“El Perú no se detiene” fue la frase repetida hasta el hartazgo esta semana por ministros y cuentas oficiales. Alguna mente brillante en el Ejecutivo consideró que esta era una creativa y original estrategia comunicacional para restar importancia a los justos reclamos de transportistas y otros sectores que se sienten indefensos ante el azote de la criminalidad. “El Perú no se detiene”, tuiteaban frenéticas las autoridades del país con 16 feriados al año. “El Perú no se detiene”, posteaban los funcionarios designados por una presidenta cuya agenda luce vacía un día sí y el otro también.
Lo que está detenido y congelado desde hace bastante tiempo es el sentido común de quienes nos gobiernan. Lo que está en un paro indefinido es su capacidad de empatizar con el malestar de ciudadanos que viven con el permanente temor de ser asesinados en las calles.
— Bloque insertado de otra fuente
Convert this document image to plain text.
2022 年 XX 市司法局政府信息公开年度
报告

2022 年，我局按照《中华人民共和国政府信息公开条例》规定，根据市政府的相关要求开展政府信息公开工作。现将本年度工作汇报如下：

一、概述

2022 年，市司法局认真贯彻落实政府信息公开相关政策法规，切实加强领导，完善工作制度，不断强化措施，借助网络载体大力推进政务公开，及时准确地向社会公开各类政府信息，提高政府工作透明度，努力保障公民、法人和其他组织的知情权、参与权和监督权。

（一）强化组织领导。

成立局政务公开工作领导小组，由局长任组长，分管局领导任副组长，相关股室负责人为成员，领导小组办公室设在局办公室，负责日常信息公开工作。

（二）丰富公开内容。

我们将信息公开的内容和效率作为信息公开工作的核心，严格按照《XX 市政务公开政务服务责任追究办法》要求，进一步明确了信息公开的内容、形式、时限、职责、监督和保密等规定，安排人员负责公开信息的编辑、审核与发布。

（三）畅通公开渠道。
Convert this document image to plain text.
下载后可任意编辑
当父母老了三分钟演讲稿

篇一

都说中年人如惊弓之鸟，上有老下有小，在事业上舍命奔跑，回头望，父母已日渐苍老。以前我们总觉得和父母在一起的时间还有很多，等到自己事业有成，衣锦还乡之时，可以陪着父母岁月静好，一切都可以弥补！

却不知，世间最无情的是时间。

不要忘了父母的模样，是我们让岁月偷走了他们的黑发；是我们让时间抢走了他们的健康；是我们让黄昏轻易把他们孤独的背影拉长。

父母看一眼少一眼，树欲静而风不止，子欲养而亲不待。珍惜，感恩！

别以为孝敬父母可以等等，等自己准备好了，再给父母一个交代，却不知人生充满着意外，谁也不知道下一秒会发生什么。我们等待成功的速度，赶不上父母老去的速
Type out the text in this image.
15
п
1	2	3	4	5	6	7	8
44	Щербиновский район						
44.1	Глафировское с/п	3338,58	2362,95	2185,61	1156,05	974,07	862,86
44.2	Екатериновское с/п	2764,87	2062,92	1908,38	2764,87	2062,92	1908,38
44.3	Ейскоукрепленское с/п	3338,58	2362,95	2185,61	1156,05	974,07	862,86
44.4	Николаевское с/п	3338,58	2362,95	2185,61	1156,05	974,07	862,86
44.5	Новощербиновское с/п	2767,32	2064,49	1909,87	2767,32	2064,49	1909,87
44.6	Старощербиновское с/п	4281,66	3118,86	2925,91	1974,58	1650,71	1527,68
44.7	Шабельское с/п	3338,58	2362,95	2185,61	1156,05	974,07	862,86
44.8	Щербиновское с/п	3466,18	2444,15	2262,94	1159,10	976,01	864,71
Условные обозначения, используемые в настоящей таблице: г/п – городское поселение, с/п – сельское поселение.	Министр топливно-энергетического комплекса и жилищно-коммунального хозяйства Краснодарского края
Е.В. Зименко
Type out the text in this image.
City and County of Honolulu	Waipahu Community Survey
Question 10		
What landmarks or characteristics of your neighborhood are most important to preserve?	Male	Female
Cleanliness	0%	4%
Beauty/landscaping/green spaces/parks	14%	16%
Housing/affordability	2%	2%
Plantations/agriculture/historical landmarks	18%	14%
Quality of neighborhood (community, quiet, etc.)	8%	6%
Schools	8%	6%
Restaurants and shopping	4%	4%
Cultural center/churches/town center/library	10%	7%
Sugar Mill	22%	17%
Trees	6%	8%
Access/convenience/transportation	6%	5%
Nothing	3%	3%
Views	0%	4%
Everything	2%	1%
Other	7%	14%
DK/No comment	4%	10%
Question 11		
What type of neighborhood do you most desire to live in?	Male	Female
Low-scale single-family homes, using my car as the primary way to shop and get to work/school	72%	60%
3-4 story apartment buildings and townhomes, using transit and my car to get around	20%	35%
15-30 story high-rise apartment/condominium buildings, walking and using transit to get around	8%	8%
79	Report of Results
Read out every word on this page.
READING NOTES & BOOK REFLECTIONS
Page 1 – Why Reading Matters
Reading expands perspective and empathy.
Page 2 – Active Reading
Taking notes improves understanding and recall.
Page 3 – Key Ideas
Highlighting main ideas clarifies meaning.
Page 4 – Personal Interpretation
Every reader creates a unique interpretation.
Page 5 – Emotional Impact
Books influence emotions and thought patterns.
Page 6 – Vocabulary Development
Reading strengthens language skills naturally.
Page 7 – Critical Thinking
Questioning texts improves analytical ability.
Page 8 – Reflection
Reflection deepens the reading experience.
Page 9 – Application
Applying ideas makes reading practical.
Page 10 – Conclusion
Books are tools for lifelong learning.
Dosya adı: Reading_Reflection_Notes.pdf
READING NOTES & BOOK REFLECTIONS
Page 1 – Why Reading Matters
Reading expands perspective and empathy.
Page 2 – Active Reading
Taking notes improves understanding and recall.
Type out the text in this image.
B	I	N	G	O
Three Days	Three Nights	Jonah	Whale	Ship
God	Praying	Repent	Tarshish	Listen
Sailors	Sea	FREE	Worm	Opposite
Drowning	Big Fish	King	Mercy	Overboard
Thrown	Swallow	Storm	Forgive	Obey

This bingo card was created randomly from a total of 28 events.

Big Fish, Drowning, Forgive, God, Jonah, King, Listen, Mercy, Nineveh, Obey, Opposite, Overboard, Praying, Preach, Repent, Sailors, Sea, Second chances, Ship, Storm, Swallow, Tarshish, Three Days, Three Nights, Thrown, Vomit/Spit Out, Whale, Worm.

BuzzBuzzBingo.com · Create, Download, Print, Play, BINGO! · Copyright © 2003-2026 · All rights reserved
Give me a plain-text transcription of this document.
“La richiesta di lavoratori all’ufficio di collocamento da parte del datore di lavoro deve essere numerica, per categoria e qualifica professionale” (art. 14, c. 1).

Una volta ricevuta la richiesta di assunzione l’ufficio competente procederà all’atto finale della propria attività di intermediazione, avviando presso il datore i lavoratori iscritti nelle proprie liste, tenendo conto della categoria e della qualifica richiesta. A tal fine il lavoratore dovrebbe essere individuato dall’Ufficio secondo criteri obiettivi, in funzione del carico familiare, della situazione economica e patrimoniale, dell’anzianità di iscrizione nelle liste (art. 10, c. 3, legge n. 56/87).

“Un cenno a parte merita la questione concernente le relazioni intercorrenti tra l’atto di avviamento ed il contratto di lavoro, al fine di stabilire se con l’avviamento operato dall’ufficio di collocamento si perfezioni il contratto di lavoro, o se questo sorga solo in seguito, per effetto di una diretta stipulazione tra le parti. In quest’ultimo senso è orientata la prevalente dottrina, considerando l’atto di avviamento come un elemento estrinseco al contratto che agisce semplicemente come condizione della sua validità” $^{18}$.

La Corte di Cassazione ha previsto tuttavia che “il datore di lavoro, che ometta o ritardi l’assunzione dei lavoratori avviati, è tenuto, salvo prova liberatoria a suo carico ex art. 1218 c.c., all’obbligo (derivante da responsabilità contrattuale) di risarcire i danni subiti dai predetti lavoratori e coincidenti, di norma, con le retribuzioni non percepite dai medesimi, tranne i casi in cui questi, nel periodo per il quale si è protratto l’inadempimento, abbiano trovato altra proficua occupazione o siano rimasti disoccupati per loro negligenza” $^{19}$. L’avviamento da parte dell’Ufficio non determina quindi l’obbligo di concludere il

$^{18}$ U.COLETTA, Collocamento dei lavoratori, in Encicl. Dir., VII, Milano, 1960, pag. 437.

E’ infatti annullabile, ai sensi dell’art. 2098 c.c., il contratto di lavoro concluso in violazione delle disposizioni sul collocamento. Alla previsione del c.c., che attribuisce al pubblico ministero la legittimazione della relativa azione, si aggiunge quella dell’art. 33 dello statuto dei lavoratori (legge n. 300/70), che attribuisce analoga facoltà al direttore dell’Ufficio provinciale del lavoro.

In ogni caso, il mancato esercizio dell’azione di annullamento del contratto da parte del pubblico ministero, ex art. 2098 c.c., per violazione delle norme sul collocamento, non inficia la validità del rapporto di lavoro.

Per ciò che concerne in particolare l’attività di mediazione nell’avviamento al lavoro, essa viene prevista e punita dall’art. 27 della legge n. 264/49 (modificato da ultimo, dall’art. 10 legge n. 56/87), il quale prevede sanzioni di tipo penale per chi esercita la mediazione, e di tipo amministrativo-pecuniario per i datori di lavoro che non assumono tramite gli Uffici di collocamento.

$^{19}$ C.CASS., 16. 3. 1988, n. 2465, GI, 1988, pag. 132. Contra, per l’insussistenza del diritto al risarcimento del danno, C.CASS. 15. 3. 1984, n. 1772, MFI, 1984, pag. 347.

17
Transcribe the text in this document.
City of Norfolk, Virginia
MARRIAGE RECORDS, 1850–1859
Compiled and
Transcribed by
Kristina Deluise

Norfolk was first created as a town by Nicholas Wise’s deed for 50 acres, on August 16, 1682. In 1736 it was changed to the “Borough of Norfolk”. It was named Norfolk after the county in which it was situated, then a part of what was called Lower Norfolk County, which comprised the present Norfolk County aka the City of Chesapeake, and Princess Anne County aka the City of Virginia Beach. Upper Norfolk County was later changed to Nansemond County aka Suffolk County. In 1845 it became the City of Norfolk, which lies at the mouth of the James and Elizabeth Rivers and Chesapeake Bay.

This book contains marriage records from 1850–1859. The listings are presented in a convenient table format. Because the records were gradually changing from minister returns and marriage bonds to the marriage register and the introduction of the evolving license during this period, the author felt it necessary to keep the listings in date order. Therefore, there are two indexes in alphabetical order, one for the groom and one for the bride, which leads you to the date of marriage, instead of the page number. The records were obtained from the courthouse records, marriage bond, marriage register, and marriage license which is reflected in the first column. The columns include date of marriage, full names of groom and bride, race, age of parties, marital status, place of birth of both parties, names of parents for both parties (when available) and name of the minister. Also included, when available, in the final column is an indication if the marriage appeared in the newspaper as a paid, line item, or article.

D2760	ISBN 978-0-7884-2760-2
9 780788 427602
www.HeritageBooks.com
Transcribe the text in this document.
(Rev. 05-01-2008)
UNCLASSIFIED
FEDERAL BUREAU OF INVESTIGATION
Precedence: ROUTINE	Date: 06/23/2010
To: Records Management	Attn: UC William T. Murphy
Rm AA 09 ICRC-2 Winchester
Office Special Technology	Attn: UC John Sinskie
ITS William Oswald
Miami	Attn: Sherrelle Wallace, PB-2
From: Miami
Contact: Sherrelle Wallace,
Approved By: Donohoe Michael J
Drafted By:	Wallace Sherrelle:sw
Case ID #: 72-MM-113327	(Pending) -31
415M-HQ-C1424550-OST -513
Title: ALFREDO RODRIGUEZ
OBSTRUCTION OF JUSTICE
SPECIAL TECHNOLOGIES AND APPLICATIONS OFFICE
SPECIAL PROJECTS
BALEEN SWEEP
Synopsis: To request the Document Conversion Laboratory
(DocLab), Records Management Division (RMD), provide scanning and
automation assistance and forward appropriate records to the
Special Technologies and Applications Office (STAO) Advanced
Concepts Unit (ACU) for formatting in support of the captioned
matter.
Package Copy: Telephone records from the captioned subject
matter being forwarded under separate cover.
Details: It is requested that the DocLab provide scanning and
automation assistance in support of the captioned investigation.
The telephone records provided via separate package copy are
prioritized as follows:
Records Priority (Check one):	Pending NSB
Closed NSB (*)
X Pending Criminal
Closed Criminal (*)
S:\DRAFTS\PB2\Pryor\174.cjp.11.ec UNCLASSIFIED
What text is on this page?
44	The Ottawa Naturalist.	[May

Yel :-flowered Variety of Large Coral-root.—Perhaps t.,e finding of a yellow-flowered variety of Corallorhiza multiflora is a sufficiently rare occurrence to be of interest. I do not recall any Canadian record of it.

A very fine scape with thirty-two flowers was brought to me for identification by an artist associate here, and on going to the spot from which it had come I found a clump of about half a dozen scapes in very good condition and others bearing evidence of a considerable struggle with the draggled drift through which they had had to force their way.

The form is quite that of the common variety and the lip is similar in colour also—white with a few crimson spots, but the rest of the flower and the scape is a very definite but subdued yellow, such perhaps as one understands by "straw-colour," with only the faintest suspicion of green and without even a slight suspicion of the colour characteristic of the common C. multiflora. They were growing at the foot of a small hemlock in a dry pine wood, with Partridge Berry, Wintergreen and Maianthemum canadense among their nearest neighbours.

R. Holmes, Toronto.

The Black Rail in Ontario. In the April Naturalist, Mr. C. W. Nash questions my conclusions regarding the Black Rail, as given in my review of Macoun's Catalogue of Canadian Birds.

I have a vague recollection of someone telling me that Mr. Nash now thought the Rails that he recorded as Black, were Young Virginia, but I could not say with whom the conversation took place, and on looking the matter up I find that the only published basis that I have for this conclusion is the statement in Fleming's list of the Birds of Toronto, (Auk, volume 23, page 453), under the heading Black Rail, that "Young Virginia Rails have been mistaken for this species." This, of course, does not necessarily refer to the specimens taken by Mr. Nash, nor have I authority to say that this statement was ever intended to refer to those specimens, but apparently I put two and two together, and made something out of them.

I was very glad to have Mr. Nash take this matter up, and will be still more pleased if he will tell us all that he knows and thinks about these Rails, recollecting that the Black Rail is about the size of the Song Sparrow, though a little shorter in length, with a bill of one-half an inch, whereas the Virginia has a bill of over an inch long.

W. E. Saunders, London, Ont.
El Gobierno trató de deslegitimar las protestas argumentando que estas tenían un trasfondo político. Es cierto que algunos grupos radicales y partidos políticos oportunistas han tratado de treparse por el estribo del justo reclamo de los transportistas extorsionados. Pero el tema de fondo, y en el que se centró la protesta del jueves, sigue siendo el rechazo a la criminalidad y la exigencia al Ejecutivo de que cumpla con dar garantías a la población.
Desde su lejana nube, la presidenta Dina Boluarte culpa de todos los problemas del país a quienes la critican. Cada intento suyo por lucir ingeniosa se traduce en una frase desafortunada que solo le genera más cuestionamientos y le da material a los humoristas políticos. Pero esta semana ni siquiera dio risa. Calificó como “terrorismo de imagen” la difusión de informaciones falsas. Banalizó así un término asociado con la insana violencia que causó tanta muerte y dolor en nuestro país en décadas pasadas. La frivolidad no solo consiste en usar relojes caros.
La delincuencia no es lo único que se desborda. La incapacidad de quienes deben combatirla también. La paciencia del país está por rebalsar.